In Heidi Smith’s keynote lecture she noted that just 31.9 per cent of workers are engaged at the office. “For every one person disengaged, we have 1.5 engaged,” she elaborated. “Those disengaged staff cost over $54 billion a year.” And while workplace design isn’t wholly responsible for this, it is certainly an important part of the “engagement puzzle”.
Offering a cutting edge solution to the disengagement issue was Forpeople’s Richard Stevens and Joohee Lee, who presented their new Keyn Chair for Herman Miller. A meeting chair that directly addresses what Stevens and Lee refer to as “the boring meeting syndrome”, the Keyn is designed to move and shift with the body.

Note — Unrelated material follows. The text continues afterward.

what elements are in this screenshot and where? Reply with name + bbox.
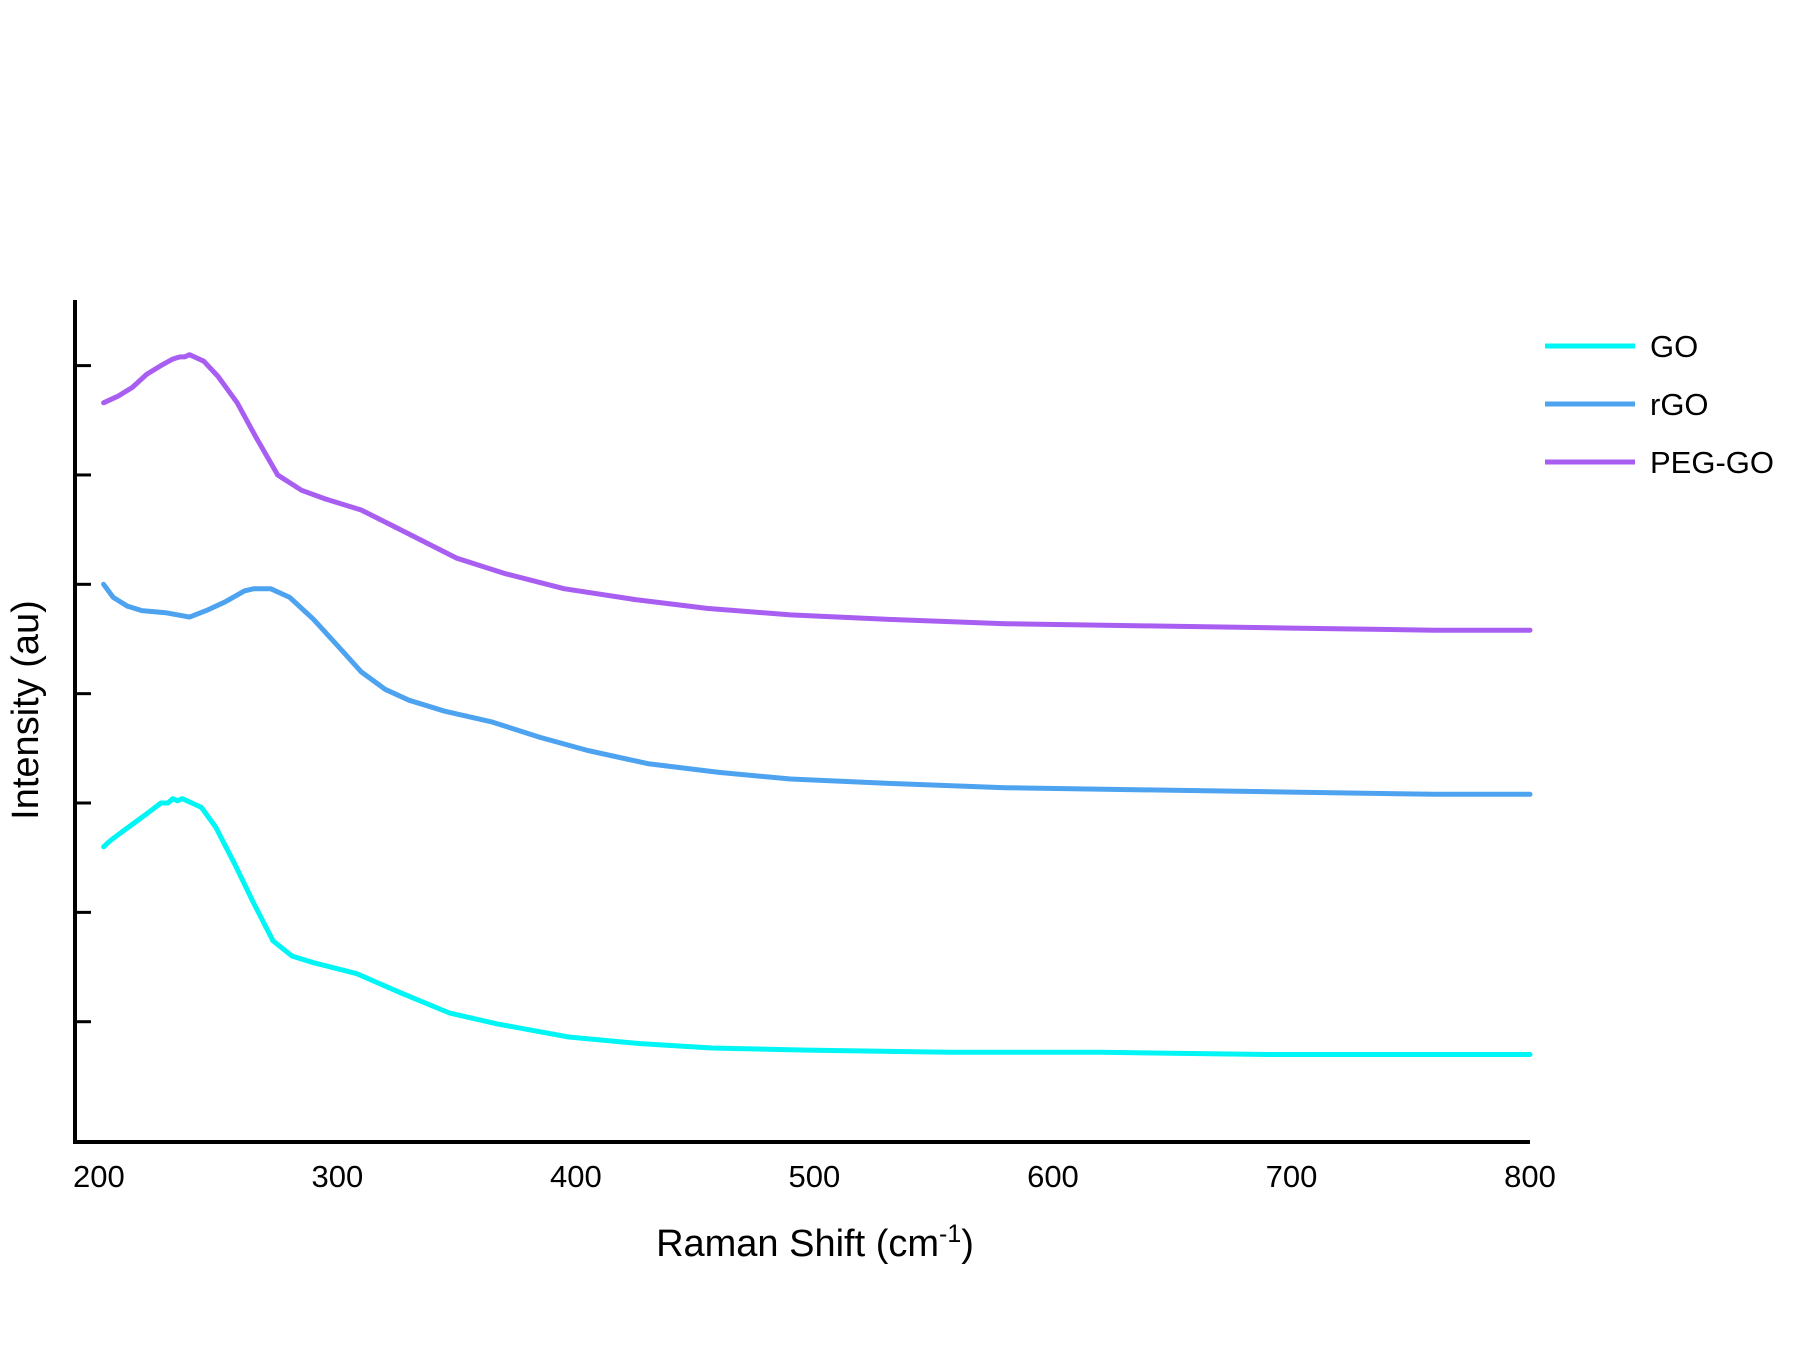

“Research shows that people move up to 53 times an hour while seated; you only have to watch people in a meeting for a short time to see how much they shift and fidget. So it made sense for us to consider how we enable the chair to move with the user,” they say.
In developing the concept and design of the chair, Forpeople spent a lot of time observing people in meeting spaces. “We [took] Herman Miller’s experience of high performance task chairs and ergonomic understanding, and leveraged that into a group of products for meeting spaces.”
The result is a chair that offers enough seat back flex that you can change your posture and shift around in a really simply way, while still seated. Thus the discomfort of boredom is alleviated by a flexible, malleable seat that offers spinal support. Even better, “the design of the seat back has enough flex to remain in contact with your back as you recline.”
It was a day of revelations and rich engagement among the architecture and design industry. And, with room full of Keyn chairs for visitors to sit in, there wasn’t a ‘bored syndromer’ in sight.